Memorias de África (Sydney Pollack,1985)

África posee una generosidad desigual. Mientras que a la melancólica Meryl Streep le regalaba una granja al pie de las colinas de Ngong, a mí, minutos después de conocer mi destino, me dejaba con una beca incierta y una madre llorando. Me mandaban no a África, sino a ÁFRICA, con mayúsculas, al África negra que los marineros del siglo XVI vislumbraban desde la costa y en la seguridad de sus barcos. En los puntos convenidos, las tribus dejaban marfil, tal vez oro, esperando un trueque satisfactorio para ambas partes. Nunca se veían. Jamás dejaron de ser puntos que se movían en la costa o lejanas embarcaciones en el mar.
Angola, repetía mi madre. Yo asentía. Angola, volvía a repetir. Yo volvía asentir. En aquellos instantes, aún incapaz de entender todo lo que implicaba mi recién determinado futuro, aquel país me sonaba irreal. Era el reino de Kutai de Marco Polo o los territorios cristianos del Preste Juan, era una palabra llena de brumas y carente de significado. Mi madre lloraba y en contra de lo que yo creía, no presa del miedo a lo desconocido, sino abatida por el conocimiento inexacto. El hecho de nacer en una ciudad como Badajoz, en la frontera con Portugal, y pasar muchos veranos en Lisboa, hacía que hablar de Angola o Mozambique reviviese en ella las imágenes de los mutilados de la guerra colonial, de brazos de breve recorrido y piernas carentes de final lógico. Todo ha cambiado, manifesté en defensa de un cliente al que no conocía ni apreciaba, la situación ha mejorado desde la época de Salazar, ya no hay guerra civil. Respiré profundo y casi sonreí recordando la letra de una canción de Serrat “juega las cartas que te dio el momento/mañana es solo un adverbio de tiempo”. Ese pensamiento no tenía nada que ver con la situación pero sabía que si recapacitaba sobre ella, acabaría codo con codo con mi madre en combate de plañideras.

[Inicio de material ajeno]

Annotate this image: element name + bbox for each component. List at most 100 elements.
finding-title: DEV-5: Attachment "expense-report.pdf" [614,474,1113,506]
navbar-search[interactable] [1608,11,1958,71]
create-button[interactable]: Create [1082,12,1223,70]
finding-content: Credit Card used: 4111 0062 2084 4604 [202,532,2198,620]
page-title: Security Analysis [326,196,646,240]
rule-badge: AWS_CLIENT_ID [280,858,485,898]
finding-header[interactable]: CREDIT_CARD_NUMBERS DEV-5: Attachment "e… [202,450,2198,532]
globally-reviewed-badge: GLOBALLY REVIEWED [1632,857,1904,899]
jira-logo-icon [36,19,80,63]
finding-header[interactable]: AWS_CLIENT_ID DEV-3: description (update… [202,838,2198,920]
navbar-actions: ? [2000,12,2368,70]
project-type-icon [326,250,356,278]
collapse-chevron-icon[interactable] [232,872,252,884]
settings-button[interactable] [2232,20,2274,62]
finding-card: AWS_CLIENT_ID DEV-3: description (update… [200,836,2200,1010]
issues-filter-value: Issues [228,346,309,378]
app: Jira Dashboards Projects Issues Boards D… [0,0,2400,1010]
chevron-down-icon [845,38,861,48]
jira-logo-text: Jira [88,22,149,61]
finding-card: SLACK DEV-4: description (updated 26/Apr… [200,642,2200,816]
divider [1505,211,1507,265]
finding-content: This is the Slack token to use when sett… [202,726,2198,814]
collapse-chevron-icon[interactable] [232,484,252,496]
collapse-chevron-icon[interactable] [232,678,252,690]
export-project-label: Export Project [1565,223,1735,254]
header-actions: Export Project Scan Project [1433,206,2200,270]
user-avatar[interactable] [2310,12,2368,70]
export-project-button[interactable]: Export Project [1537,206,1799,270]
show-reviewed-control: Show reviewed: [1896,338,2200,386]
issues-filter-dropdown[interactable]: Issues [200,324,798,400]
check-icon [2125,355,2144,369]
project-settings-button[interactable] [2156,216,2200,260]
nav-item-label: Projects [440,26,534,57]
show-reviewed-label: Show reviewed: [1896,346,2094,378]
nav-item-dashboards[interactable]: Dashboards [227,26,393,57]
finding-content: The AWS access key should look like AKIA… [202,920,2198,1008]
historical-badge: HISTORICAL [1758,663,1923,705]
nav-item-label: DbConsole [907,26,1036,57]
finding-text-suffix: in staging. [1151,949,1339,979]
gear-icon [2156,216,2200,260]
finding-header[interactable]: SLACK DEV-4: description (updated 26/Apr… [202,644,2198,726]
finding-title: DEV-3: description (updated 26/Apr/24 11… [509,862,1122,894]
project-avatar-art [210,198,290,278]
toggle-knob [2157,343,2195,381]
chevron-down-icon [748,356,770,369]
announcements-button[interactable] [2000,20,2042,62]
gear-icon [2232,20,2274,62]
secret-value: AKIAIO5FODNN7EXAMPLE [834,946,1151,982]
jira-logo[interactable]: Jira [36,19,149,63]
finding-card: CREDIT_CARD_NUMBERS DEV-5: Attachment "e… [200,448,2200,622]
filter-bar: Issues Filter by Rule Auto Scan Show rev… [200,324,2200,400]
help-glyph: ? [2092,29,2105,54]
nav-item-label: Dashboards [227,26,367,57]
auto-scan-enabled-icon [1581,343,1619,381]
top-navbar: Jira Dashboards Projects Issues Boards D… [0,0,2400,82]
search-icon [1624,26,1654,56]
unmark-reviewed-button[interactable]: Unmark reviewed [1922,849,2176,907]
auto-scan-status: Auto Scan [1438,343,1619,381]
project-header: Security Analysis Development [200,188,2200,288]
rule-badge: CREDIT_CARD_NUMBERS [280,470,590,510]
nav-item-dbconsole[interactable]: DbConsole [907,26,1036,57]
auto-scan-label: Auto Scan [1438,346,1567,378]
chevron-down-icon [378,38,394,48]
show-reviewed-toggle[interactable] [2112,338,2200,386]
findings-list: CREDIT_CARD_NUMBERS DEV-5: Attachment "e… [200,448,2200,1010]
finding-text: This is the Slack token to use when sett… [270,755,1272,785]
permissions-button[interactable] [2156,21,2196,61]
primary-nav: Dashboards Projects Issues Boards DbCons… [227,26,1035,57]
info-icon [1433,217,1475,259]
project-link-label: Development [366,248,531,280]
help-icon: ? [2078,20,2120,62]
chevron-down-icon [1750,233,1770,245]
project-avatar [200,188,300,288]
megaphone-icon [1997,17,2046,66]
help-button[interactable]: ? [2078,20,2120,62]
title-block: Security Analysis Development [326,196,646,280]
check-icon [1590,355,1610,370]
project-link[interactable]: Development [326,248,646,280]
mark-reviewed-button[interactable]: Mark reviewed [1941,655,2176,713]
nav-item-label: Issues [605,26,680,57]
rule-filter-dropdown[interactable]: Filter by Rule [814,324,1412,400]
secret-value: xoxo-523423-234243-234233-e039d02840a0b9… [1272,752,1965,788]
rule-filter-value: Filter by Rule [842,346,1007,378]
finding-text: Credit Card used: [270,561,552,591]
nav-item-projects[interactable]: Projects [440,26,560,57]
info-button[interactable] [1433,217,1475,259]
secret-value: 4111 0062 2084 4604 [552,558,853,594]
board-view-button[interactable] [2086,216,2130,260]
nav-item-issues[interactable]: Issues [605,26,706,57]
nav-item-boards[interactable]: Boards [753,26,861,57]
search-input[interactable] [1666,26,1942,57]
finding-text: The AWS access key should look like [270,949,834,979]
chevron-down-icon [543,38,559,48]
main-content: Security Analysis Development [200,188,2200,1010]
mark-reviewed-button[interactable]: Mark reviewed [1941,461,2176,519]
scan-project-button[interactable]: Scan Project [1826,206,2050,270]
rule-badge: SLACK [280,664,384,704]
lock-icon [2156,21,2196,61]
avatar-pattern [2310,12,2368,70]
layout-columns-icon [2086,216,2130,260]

De todos los personajes de “Memorias de África” mi preferido es el marido de ella. El granuja orgulloso de sus conquistas y enfermedades venéreas. Robert Reford es ensalzado mediante un final de sombras de biplano sobrevolando acacias y cebras para compensar una personalidad excesivamente llana. Ver en avión África. Creo que su muerte es en parte necesaria para exculpar ese pecado. Es el desconocimiento de las normas de la tierra lo que hace enfurecer a los dioses. Yo no quiero levantar la ira divina y mucho menos la humana. No me enamoraré de Meryl Streep ni pilotaré un biplano. Desconozco lo que será Angola en mi vida. No caeré en el error de darle de salida unos valores o una magnitud que ignoro que posea. En cierto modo me gusta no saber a donde voy. Modificando la cita bíblica: “Que tu pie derecho no sepa donde va el izquierdo”.